What leaders do with the information gleaned from a mock survey is crucial to making the experience worthwhile. Administrators should use the survey data to identify areas of need, action plans, and ways to monitor progress.

It is important to communicate the findings to those who were involved. Staff often want to know how they compared to others and how compliant they are overall.

“A lot of times, that information makes its way into a report in a binder, and then it’s never seen again,” Horine says. “Communicating that information widely is very beneficial. Use that information the way it was intended, to shore up any loose ends or areas where you’re more apt to get findings.”

During the survey, JCR consultants are accompanied by scribes from the facility who take their own notes.

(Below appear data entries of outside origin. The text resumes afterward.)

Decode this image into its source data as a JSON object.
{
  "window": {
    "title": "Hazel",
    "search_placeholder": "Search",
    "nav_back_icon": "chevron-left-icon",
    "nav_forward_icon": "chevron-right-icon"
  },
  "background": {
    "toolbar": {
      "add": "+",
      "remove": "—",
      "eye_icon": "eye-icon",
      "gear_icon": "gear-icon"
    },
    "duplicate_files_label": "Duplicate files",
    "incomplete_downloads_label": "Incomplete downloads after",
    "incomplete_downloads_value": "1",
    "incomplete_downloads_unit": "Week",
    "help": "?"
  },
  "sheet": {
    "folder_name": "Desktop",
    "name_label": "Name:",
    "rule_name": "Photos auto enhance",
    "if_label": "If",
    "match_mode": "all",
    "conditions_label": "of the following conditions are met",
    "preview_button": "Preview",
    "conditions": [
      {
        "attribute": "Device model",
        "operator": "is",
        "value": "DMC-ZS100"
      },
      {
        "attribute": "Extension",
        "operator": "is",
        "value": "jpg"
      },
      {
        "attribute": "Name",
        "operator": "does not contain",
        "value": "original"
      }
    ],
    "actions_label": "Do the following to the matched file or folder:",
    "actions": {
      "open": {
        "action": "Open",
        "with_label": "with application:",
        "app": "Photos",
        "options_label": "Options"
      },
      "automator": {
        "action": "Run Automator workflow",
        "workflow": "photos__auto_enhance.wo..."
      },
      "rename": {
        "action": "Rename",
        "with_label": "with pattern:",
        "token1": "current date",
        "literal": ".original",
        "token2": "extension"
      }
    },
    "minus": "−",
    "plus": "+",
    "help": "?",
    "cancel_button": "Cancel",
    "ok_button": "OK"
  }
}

Later, mock surveyors discuss those notes with scribes to ensure they understand the significance of some comments recorded.

JCR provides initial findings to facility leadership on each day of the mock survey. That is followed by a full written report in the form of an action plan and a PowerPoint presentation that uses the SAFER Matrix. Sometimes, the facility asks that at least one consultant return to review progress on addressing the issues uncovered.

CHC provides a report to the surveyed hospital within two weeks. But like JCR, they also work with scribes who follow the mock surveyors and can collect notes for immediate daily review. CHC also helps the hospital develop an action plan and follows up later to check progress.

Brandon says it is important to see the mock survey results as an opportunity to improve before the real survey, rather than seeing it as criticism. In some cases, hospitals are reluctant to pass on the results of the survey to departments and staff members because they do not want to seem critical or discouraging.

“That is worst thing that can happen,” Brandon says. “The greatest pitfall is to get the information and do nothing with those findings.”